Mamadou I. Konaté : La Constitution ne peut pas être révisée à huis clos. C’est l’affaire de 16 millions de Maliens. D’aucuns peuvent remettre en cause le fait que le gouvernement ait opté pour la désignation d’un comité d’experts, il faut dire tout simplement que nous sommes un comité d’experts et non une constituante. Donc, ce n’est pas toutes les composantes sociales de la Nation malienne qui sont représentées comme si on est en train de faire renaître un État. En 1991, c’est une constituante qui a été mise en place et qui était composée de la société civile et de la société politique. Et cela a été fait dans un contexte post révolution. Aujourd’hui, on est dans un pays qui opte pour la paix. Il s’agit donc de faire un travail technique et de le remettre au gouvernement qui lui donnera toute la connotation politique.
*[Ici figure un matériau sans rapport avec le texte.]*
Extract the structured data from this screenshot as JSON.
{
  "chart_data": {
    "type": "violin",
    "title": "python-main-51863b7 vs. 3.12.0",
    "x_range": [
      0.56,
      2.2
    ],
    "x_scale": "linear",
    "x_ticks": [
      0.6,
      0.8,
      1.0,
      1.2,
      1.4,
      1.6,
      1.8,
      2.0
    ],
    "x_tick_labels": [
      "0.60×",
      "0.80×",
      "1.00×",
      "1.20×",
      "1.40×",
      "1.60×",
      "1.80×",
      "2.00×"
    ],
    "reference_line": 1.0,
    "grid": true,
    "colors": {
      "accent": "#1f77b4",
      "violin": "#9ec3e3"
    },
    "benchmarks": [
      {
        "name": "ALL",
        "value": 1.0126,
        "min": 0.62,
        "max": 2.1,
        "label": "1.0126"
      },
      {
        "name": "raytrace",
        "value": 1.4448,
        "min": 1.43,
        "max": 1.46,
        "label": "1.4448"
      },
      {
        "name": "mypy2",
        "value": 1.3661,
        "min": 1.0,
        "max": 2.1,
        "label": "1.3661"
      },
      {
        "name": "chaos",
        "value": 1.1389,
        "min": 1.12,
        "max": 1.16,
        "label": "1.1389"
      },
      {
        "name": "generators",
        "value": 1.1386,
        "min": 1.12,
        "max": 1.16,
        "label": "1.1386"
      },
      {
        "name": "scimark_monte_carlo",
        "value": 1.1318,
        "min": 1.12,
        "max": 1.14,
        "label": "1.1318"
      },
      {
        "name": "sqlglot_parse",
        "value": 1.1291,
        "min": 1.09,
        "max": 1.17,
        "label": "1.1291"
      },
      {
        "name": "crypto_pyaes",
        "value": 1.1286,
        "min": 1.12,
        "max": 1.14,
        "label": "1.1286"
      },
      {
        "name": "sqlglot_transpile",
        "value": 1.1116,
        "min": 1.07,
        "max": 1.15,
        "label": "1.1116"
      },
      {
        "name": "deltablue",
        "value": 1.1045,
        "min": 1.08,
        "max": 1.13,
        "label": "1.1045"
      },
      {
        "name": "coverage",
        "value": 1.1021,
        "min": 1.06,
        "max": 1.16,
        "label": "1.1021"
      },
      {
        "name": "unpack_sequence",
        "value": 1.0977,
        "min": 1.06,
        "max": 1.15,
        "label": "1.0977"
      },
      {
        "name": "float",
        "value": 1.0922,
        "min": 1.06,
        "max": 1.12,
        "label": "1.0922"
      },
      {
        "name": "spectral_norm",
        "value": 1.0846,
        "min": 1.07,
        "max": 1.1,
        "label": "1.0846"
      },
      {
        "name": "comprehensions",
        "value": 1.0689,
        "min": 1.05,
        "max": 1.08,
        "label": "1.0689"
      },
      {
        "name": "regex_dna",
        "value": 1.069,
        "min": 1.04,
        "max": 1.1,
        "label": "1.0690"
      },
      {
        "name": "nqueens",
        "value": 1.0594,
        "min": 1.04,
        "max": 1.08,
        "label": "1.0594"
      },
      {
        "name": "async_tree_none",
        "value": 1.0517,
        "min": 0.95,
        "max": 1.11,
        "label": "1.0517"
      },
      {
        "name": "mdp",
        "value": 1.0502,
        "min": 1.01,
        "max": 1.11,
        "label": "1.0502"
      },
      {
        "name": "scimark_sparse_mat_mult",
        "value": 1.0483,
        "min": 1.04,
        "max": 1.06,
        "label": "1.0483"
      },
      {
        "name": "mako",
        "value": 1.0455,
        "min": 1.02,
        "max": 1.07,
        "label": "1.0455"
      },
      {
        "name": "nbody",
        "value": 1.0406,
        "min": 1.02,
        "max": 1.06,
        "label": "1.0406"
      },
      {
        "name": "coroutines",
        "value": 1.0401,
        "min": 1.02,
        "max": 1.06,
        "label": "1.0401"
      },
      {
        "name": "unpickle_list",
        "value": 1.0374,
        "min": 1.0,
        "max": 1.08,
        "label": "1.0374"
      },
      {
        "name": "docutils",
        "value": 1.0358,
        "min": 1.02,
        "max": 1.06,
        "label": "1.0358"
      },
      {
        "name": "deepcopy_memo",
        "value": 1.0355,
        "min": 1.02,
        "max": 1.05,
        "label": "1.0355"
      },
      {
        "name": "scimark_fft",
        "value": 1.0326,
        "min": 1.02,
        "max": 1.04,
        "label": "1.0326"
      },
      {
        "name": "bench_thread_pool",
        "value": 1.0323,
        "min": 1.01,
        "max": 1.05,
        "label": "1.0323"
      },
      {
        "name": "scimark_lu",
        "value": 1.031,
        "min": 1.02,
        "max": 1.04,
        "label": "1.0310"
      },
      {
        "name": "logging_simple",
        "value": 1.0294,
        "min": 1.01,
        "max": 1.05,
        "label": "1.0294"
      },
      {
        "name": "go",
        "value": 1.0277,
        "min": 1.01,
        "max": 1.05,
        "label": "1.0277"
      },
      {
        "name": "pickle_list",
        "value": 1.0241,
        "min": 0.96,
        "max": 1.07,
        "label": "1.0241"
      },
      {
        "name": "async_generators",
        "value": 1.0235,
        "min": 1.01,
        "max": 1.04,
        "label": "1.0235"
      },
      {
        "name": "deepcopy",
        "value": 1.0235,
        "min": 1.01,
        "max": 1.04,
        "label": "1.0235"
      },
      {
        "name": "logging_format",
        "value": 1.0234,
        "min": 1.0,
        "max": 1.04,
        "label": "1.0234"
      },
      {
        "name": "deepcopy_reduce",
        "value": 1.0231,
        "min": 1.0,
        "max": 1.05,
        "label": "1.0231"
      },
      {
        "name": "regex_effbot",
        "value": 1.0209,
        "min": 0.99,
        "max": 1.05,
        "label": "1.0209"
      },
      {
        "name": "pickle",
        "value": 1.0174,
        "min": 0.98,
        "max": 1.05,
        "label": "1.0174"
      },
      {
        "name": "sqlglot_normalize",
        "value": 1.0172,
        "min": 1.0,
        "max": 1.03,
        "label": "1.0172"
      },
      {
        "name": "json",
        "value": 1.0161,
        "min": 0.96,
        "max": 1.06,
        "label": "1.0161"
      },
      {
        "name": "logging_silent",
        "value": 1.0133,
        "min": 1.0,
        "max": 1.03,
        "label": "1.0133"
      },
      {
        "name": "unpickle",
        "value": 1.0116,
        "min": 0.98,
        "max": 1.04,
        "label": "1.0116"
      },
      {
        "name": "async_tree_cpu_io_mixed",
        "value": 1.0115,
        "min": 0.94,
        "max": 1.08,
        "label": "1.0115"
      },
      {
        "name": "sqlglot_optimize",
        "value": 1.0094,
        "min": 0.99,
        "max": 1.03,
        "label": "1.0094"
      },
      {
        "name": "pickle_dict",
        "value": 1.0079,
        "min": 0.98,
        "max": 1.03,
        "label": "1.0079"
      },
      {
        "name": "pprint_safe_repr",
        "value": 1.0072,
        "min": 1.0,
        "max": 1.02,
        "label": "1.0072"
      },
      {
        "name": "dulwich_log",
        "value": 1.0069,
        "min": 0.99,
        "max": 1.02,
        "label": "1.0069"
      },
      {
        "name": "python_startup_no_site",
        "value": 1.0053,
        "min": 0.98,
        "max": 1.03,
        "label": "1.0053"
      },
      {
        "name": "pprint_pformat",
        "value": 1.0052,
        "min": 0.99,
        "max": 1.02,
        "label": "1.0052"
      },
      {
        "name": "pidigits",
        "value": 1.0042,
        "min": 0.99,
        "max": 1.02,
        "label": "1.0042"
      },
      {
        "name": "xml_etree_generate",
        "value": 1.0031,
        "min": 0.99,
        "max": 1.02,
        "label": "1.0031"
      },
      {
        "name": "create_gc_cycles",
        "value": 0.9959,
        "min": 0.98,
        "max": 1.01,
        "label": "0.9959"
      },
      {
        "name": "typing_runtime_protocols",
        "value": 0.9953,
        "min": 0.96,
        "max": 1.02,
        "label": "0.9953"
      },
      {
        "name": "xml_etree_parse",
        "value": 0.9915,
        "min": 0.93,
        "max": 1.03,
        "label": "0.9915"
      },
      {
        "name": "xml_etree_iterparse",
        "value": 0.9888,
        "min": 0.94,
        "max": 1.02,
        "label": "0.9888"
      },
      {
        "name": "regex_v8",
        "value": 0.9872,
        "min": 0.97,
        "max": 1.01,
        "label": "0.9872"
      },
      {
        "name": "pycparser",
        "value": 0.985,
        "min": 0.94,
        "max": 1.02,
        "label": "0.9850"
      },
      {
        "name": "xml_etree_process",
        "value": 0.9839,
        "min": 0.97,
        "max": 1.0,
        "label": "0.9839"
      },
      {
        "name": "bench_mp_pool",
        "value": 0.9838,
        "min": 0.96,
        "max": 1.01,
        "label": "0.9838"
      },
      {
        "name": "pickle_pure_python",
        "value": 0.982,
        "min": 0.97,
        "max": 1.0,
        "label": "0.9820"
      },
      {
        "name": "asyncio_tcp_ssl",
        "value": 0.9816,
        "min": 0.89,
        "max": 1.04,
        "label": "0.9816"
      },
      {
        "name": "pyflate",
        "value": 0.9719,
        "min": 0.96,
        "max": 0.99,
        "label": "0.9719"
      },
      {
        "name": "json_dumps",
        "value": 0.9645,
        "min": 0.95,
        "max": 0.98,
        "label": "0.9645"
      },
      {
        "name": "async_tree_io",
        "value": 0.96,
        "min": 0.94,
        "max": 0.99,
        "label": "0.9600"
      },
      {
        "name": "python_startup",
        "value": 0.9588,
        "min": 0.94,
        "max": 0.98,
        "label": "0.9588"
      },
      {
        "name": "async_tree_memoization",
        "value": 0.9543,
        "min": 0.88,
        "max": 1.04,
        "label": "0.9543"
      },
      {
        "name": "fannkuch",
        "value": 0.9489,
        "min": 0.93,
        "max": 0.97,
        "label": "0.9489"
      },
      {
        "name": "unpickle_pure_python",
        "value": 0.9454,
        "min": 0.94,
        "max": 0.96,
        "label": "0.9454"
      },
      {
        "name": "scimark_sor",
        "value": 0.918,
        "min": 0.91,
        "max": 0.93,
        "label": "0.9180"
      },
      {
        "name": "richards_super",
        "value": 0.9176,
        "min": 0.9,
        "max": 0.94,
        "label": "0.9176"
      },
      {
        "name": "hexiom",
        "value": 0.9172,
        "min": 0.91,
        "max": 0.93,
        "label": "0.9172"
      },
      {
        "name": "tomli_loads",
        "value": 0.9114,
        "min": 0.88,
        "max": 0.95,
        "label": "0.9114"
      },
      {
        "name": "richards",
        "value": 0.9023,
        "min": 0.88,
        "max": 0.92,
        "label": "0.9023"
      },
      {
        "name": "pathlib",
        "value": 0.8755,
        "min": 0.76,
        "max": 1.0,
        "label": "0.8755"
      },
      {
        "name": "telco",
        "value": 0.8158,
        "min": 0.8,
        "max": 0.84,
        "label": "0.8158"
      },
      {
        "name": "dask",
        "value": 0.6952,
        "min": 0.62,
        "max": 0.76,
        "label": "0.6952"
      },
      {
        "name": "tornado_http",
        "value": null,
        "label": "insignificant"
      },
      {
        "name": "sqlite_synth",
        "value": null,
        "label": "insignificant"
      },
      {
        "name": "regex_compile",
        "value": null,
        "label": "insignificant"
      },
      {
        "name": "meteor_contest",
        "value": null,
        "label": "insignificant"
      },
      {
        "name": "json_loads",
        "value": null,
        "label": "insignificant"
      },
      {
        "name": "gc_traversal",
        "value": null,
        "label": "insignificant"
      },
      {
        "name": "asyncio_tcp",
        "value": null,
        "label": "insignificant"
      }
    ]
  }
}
A ce jour qu’est-ce que le Comité a fait concrètement ?
Mamadou I. Konaté : On est en place depuis trois semaines. On a fait les premières réunions pendant lesquelles on est allé très vite dans les travaux intérieurs. Pour moi, les travaux intérieurs, c’est d’abord de prendre suffisamment conscience de l’importance de l’étendue de la mission et de lui donner une certaine connotation. La note d’orientation est aujourd’hui adoptée. Nous avons aussi adopté la note méthodologique. Également nous avons mis en place une commission qui est en train de détailler l’Accord et les incidences par rapport à la Constitution. Il y a aussi une autre commission technique qui a été mise en place. Elle va réfléchir sur l’élaboration de tous les grands principes de révision constitutionnelle sur lesquels nous allons, nous aussi, faire une réflexion en vue de posséder des concepts. Il y a un dispositif qui a été mis en place pour aller au contact des Maliens, de toutes les institutions, de toutes les personnes ressources. Au-delà de tout cela, nous avons également réparti les tâches entre nous. Dans une semaine, tout le travail théorique va être définitivement adopté lors d’un séminaire interne. La question de la laïcité, la problématique de la séparation des pouvoirs, de l’indépendance de la justice, de la liberté de la presse sont des éléments sur lesquels nous allons débattre. Nous allons donc commencer très bientôt le processus des écoutes qui va prendre environ 45 jours à deux mois. A la différence des autres commissions, nous n’avons pas l’intention de nous déplacer à l’intérieur du pays pour des questions qui ne se terminent pas. Nous n’avons pas non plus besoin d’aller à l’extérieur. Nous allons essayer de concevoir une Constitution qui parte du Mali et des Maliens et qui soit le reflet de l’environnement malien. On ne se référera à d’autres qu’en cas de besoin, en complément de ce que nous aurons arrêté. Pour une fois, on ne va pas réfléchir à partir de Montesquieu pour faire la Constitution du Mali. On va réfléchir au Mali, aux Maliens, à l’environnement malien, aux 25 ans de la démocratie au Mali pour essayer de tirer les enseignements et de faire une Constitution qui soit la plus adaptée, la plus adaptable, la plus à même de refléter les aspirations du peuple malien.
Votre mot de la fin.
Mamadou I. Konaté : Nous avons besoin de la presse tout au long de cette mission de manière à ce que nous puissions rendre compte régulièrement du travail que nous sommes en train de faire et surtout des difficultés que nous pouvons rencontrer. J’ai souhaité donner ma première interview à L’Essor parce que c’est le journal du peuple.